Этого имени не было среди каракулей Анаис, но Жерому оно показалось знакомым.
– А я как раз хотел повидать мсье Клода С., – заявил он нахально.
– Его нет дома.
– Мы можем подождать, – заверил Жером в светской и, как ему показалось, очаровательной манере.
– Мсье Клод С. сейчас в Нью-Йорке.
Жером смахнул с лица улыбку, поняв, что все его чары не сократят такого расстояния – тут без авиабилета не обойтись.
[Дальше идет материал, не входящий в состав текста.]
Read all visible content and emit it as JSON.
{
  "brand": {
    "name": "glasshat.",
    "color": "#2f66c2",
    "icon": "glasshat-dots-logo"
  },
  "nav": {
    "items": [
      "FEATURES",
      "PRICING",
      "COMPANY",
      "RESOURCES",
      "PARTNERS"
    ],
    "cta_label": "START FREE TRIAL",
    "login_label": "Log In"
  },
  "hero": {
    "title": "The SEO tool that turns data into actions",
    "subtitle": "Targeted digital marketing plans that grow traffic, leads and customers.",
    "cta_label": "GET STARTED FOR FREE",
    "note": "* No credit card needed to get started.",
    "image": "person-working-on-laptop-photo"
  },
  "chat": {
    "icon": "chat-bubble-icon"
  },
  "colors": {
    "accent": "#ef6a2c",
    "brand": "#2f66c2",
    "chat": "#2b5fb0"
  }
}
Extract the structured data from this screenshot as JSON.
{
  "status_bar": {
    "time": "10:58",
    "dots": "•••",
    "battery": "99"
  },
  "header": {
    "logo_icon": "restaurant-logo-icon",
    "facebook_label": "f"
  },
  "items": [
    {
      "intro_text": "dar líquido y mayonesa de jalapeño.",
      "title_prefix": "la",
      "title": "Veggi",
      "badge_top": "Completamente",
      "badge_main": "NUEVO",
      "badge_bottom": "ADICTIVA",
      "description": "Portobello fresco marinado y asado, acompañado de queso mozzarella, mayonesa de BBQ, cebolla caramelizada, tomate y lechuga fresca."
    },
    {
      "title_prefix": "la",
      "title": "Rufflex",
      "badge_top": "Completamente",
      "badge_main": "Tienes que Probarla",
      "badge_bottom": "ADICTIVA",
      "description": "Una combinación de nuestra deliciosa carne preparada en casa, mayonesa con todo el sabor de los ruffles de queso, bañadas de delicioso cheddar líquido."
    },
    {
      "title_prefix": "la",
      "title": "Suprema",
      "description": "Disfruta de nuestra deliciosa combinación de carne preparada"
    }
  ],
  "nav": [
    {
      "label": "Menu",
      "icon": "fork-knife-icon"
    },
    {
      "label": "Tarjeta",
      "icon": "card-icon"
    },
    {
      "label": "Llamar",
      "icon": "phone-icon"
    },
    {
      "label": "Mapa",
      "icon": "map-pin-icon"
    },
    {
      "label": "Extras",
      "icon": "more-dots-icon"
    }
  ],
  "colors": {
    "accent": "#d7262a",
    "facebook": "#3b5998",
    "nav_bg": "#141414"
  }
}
– Но вы можете оставить ему записку, – со снисходительной любезностью добавила хранительница святая святых.
Пока Жером пребывал в растерянности, не зная, как ему поступить, сообщница мсье Клода С. со смешанным выражением веселья и жалости разглядывала двух пижонов, которые напрашивались на аудиенцию к великому фараону. Кубики льда ее серых глаз еще не растаяли в стаканах.
– Что вам нужно от мсье С.? – спросила она надменным тоном.
– Я скульптор, – сообщил ей Жером.
Дама смерила его взглядом, как будто говоря: «Это, мой милый, еще надо доказать».
– Я скульптор, – не сдавался мой приятель, – и хотел бы показать мсье С. свои произведения.